Carlos Jurado (México, 1929-) es un extraño caso de un un fotógrafo asincrónico: adelantado a su tiempo y, a la vez, arcaico. Adelantado al convertirse en un precursor de la fiebre lomográfica. Y arcaico pues en la era digital y los dispositivos móviles equipados con cámara, retoma una técnica fotográfica que data de 1850.
Todo inició a principios de la década de 1970 con una “inofensiva” tarea de su hija Zinzuni:
“…recuerdo que le encargaron investigar cómo se transmitía una imagen dentro de una caja oscura e hicimos una camarita. Imprimí la imagen y, de esta forma, me vi inmerso en un juego fantástico.”
Hacia 1850 Sir David Brewster fue el primero en fijar químicamente una imagen de cámara oscura sin lente realizando un pequeño agujero (denominado estenopo) en lugar de un lente que pueda proyectar dentro de la cámara una imagen coherente aunque invertida vericalmente. A este proceso se le conoce como fotografía estenopeica.
Cuando Carlos Jurado, pintor chiapaneco egresado de La Esmeralda redescubre la fotografía estenopeica que se convierte para él en una auténtica obsesión. Sus experimentos en la fabricación de cámaras se convirtieron en una interesantísima sucesión de redescubrimientos.

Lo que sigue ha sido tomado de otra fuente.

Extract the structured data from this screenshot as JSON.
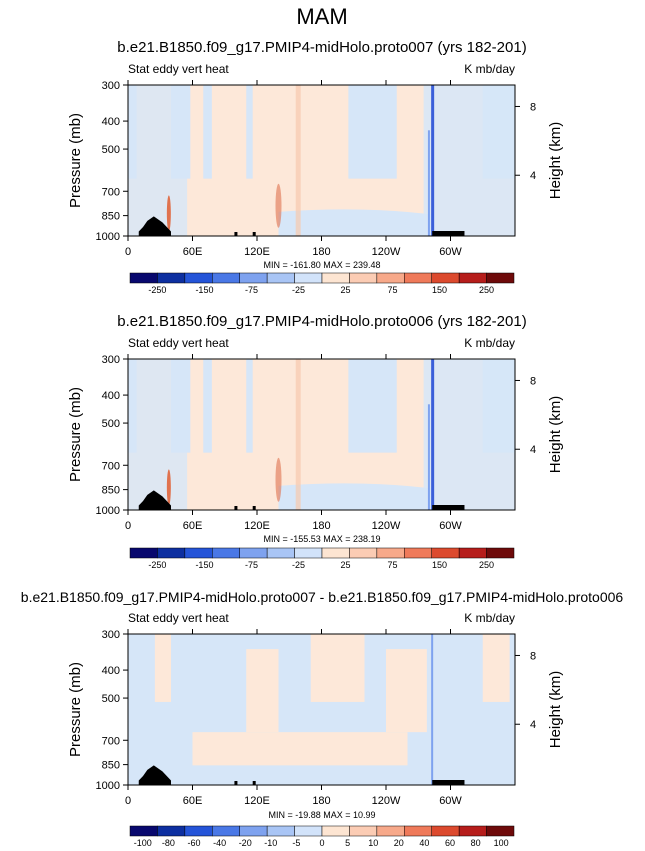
{
  "main_title": "MAM",
  "colors": {
    "cold_strong": "#3b5fd9",
    "cold_light": "#d6e6f8",
    "warm_light": "#fde8d9",
    "warm_strong": "#e0724e",
    "land": "#000000"
  },
  "palette": [
    "#08086e",
    "#0d2fa0",
    "#2454d8",
    "#4a78e6",
    "#7ea2ef",
    "#a9c5f5",
    "#d2e3fa",
    "#fde5d2",
    "#fbccb4",
    "#f7a98a",
    "#ef7a5a",
    "#dc4a2e",
    "#b61d1b",
    "#6e0a0a"
  ],
  "chart_data": [
    {
      "type": "heatmap",
      "title": "b.e21.B1850.f09_g17.PMIP4-midHolo.proto007 (yrs 182-201)",
      "left_label": "Stat eddy vert heat",
      "right_label": "K mb/day",
      "ylabel": "Pressure (mb)",
      "ylabel_right": "Height (km)",
      "xticks": [
        "0",
        "60E",
        "120E",
        "180",
        "120W",
        "60W"
      ],
      "xlim": [
        0,
        360
      ],
      "yticks": [
        "300",
        "400",
        "500",
        "700",
        "850",
        "1000"
      ],
      "ylim": [
        1000,
        300
      ],
      "right_ticks": [
        "8",
        "4"
      ],
      "stats": "MIN = -161.80   MAX = 239.48",
      "colorbar_labels": [
        "-250",
        "-150",
        "-75",
        "-25",
        "25",
        "75",
        "150",
        "250"
      ]
    },
    {
      "type": "heatmap",
      "title": "b.e21.B1850.f09_g17.PMIP4-midHolo.proto006 (yrs 182-201)",
      "left_label": "Stat eddy vert heat",
      "right_label": "K mb/day",
      "ylabel": "Pressure (mb)",
      "ylabel_right": "Height (km)",
      "xticks": [
        "0",
        "60E",
        "120E",
        "180",
        "120W",
        "60W"
      ],
      "xlim": [
        0,
        360
      ],
      "yticks": [
        "300",
        "400",
        "500",
        "700",
        "850",
        "1000"
      ],
      "ylim": [
        1000,
        300
      ],
      "right_ticks": [
        "8",
        "4"
      ],
      "stats": "MIN = -155.53   MAX = 238.19",
      "colorbar_labels": [
        "-250",
        "-150",
        "-75",
        "-25",
        "25",
        "75",
        "150",
        "250"
      ]
    },
    {
      "type": "heatmap",
      "title": "b.e21.B1850.f09_g17.PMIP4-midHolo.proto007 - b.e21.B1850.f09_g17.PMIP4-midHolo.proto006",
      "left_label": "Stat eddy vert heat",
      "right_label": "K mb/day",
      "ylabel": "Pressure (mb)",
      "ylabel_right": "Height (km)",
      "xticks": [
        "0",
        "60E",
        "120E",
        "180",
        "120W",
        "60W"
      ],
      "xlim": [
        0,
        360
      ],
      "yticks": [
        "300",
        "400",
        "500",
        "700",
        "850",
        "1000"
      ],
      "ylim": [
        1000,
        300
      ],
      "right_ticks": [
        "8",
        "4"
      ],
      "stats": "MIN = -19.88   MAX = 10.99",
      "colorbar_labels": [
        "-100",
        "-80",
        "-60",
        "-40",
        "-20",
        "-10",
        "-5",
        "0",
        "5",
        "10",
        "20",
        "40",
        "60",
        "80",
        "100"
      ]
    }
  ]
}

Jurado aprendió cómo hacer cámaras angulares, telefotos, cómo incorporar hasta tres estenopos e incluso a crear una cámara estenopeica para realizar imágenes de 360º.
Jurado publica en 1974 un libro que se volvería mítico: **//El arte de la aprehensión de las imágenes y el unicornio//**.
Las imágenes estenopeicas de Don Carlos fueron ganando terreno y su prestigio artístico creció. En 1973 la Universidad Veracruzana lo incorporó a su cuerpo docente y directivo; el fotógrafo acaudilló, exitosamente, el Instituto de Artes Plásticas.
Los ahora llamados procesos fotográficos alternativos han cobrado fuerza y una creciente popularidad en pleno siglo XXI. La fotografía estenopeica está lejos de haber pasado a la historia en el nuevo milenio: En el Día Mundial de la Fotografía Estenopeicaparticipan más de 300 fotógrafos de casi 70 países.
En este mundo de fotografía con el celular, Hipstamatic e Instagram las imágenes de Jurado destacan gracias a la poetización visual que logra gracias a la fotografía sin lente.
El espíritu de Carlos Jurado guarda enseñanzas como la curiosidad, una actitud experimental, audacia para seguir su propio paso, sencillez al perseguir aquello que le fascina e inquieta, pasión por buscar los medios formales para solidificar su propia visión interior.
En esta era de la Post-Fotografía, no deja de sorprender el creciente valor que adquieren el trabajo de Carlos Jurado y sus “camaritas de cartón.”